Zur Bemessung der Strafhöhe ist zu bemerken, dass im angefochtenen Straferkenntnis die gesetzlich vorgesehene Mindestgeldstrafe unterschritten wurde. Die gesetzliche Mindeststrafe ist aus dem bloßen Grund einer schlechten finanziellen Situation des Bw nicht unterschreitbar. Im Hinblick jedoch darauf, dass zur Unbescholtenheit zum Zeitpunkt der Tat als weiterer Milderungsgrund die wenigstens teilweise Mautentrichtung tritt, erscheint es vertretbar, unter Anwendung des außerordentlichen Milderungsrechts (§ 20 VStG) die Strafe auf 150 Euro herabzusetzen.
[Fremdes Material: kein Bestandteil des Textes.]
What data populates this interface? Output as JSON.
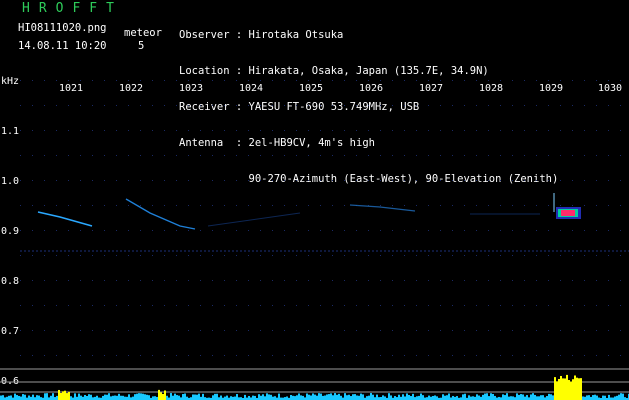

Die Tat bleibt aber nicht so weit hinter dem deliktstypischen Unrechts- und Schuldgehalt zurück, dass eine Anwendung des § 21 Abs. 1 VStG gerechtfertigt wäre. Der Unrechtsgehalt einer Fehleinstellung der Achsenzahl ist als deliktstypisch und der Schuldgehalt in Form der fahrlässigen Fehleinstellung der GO-Box als nicht geringfügig einzustufen, da die Vorsorge für die korrekte Einstellung der GO-Box im gegebenen Zusammenhang die zentrale Lenkerpflicht darstellt.

Rechtsmittelbelehrung:

Gegen diesen Bescheid ist kein ordentliches Rechtsmittel zulässig.

Hinweis:

Gegen diesen Bescheid kann innerhalb von sechs Wochen ab seiner Zustellung eine Beschwerde an den Verfassungsgerichtshof und/oder an den Verwaltungsgerichtshof erhoben werden; diese muss - von gesetzlichen Ausnahmen abgesehen - jeweils von einem Rechtsanwalt unterschrieben sein. Für jede dieser Beschwerden ist eine Gebühr von 220 Euro zu entrichten.